So you search the authorities to see if Rodenberg has an existing NAR. I did and he didn’t, but it’s also a good idea to search for personal names in OCLC records to see how which name he used when writing his works. He might also have written something under a variant name that might have an NAR attached (Bill Rodenberg, for example). You go through the OCLC records and the statement of responsibility in the 245 field to determine what name he actually used when writing, and once you have that figured out you can begin creating your NAR. I use the Macro in OCLC.

02

It’s literally as simple as dropping your cursor in the 100 field (or 700 field if you’re doing an additional creator), and running the macro, which gives you the below. This is the bare minimum NAR, and if we didn’t have those life dates and the name was all we could find, that would satisfy the requirements for an NAR if it was a unique string that wasn’t the same as another NAR. If there is already another author with that NAR assigned, you would need to do something to differentiate them (adding a middle name or year of birth and/or death are probably the two most common ways). In this example, we would also need to add a 670 citing OCLC for the life dates, and the 046 field with those years. But that would be enough to create a valid NAR.

03

But that’s no fun. We can add a lot of other information too, and I’m a big enough believer in linked data I’ll usually take the time to do it, especially if the creator has relevance to my area of Illinois or especially Illinois State University (the people who sign my paychecks). The record below is considerably more fleshed out, and has an

-024 field which links it to his entry in the Biographical Directory of the United States Congress (link)
-046 field giving his full date of birth and death (should be in edtf format)
-370 field giving his place of birth and (in subfield b) place of death
-373 field giving an affiliated institution
-374 field giving his profession
-375 field giving his gender (be careful with this one, mis-gendering people is not cool)
-377 field showing which language he is associated with
-378 field showing a fuller form of his name (if he had written some of his works as William Augustus Rodenberg I would have included this in the 100, but I couldn’t find any where he did)
-A 670 field showing the work in hand I generated the NAR for, and a second 670 showing where I got all that other information from

How much of  this you add depends on how much research you want to do. I had a Wikipedia article handy so I could add things quickly (and could have added more information if I wanted to or thought it was relevant).

04

We cross-check each other’s NARs here, so we save them to the online file and email each other numbers to check, but generally once you’ve done all that optional (but fun) stuff and are satisfied with your record you check again to make sure no one else has added an NAR for the creator you’re working on in the meantime (all this checking is because multiple NARs for the same creator are really bad for authority control), and then you submit it to the authority file. This is as easy as clicking a button in OCLC (normally it would be blue, I was logged into an account that doesn’t have permission to add authority files at the time).

06

It then goes into distribution, gets an ARN and LCCN, and in about a week will be in the public view for the authority file.

05

Once it’s in distribution you  get the joy of going through OCLC and controlling the headings in the bib records and seeing them turn blue (I know how to have a good time!).

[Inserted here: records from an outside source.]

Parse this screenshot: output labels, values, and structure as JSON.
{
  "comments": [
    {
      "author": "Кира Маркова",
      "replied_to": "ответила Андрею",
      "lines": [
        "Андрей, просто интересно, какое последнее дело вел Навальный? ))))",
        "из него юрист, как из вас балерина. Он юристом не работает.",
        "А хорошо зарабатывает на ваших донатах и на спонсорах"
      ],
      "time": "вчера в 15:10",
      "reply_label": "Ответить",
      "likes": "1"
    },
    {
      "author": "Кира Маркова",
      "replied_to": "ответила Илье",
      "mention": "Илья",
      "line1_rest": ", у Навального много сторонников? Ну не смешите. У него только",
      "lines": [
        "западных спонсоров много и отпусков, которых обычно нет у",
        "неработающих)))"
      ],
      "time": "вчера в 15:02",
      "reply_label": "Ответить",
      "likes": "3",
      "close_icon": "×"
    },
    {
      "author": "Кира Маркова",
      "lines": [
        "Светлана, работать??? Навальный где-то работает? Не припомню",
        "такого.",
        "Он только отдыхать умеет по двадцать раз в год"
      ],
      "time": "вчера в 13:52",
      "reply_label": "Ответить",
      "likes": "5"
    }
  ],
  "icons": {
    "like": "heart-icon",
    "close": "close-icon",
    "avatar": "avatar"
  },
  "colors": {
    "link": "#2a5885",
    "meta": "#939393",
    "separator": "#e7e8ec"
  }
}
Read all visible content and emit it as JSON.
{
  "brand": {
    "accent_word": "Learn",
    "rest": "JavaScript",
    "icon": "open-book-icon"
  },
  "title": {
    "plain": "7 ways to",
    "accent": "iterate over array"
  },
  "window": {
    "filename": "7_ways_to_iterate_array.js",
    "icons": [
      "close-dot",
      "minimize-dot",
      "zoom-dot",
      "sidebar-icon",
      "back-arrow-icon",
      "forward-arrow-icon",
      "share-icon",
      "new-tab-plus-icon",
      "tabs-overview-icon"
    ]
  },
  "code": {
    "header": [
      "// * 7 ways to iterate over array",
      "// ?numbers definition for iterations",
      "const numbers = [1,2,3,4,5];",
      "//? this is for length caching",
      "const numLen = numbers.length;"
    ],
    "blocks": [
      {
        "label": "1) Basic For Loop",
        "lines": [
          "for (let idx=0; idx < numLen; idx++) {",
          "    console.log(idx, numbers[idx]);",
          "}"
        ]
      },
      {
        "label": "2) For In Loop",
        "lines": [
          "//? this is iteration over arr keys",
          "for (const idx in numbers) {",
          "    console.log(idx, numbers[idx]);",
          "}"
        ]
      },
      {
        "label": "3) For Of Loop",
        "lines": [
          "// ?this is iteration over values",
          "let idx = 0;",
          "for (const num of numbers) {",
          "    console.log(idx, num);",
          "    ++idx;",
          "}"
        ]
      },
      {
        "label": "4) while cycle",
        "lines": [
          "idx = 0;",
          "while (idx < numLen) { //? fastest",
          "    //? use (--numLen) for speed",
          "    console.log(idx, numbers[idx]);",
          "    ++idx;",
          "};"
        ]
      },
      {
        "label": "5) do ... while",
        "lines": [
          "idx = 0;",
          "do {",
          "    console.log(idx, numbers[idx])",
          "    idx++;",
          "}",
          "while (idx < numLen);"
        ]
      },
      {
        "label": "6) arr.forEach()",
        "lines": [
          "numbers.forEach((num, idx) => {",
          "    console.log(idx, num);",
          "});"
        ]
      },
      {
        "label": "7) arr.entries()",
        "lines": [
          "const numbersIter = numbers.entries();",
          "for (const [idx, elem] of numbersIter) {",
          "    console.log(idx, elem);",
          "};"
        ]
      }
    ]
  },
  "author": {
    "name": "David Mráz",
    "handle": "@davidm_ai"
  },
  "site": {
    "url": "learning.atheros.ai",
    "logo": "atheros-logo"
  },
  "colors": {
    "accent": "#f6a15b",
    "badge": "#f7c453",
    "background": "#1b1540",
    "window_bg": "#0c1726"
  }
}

We don’t do it for non-English language bib records (other countries don’t necessarily use Library of Congress NARs and dislike us changing their records), but for some of the more historical authors it can really pull a lot of variant 100 fields together under a common heading.

07

And then we get into the super optional area here, but if I used a Wikipedia article to generate an NAR, I try to remember to drop the LCCN into Wikidata so the  two are linked. It’s super simple to do, you just go into Wikidata and paste the LCCN into the field and hit save.

09

Takes less than a minute and you’re done.

10

So this is super basic and very general (and I omitted or glossed over a huge amount of things and special circumstances you need to be aware of it you’re creating NARs), but I think it describes the basic mechanical process of how a creator gets from the item in hand to the Authority File well enough. Questions, comments, suggestions always welcome.

Thanks!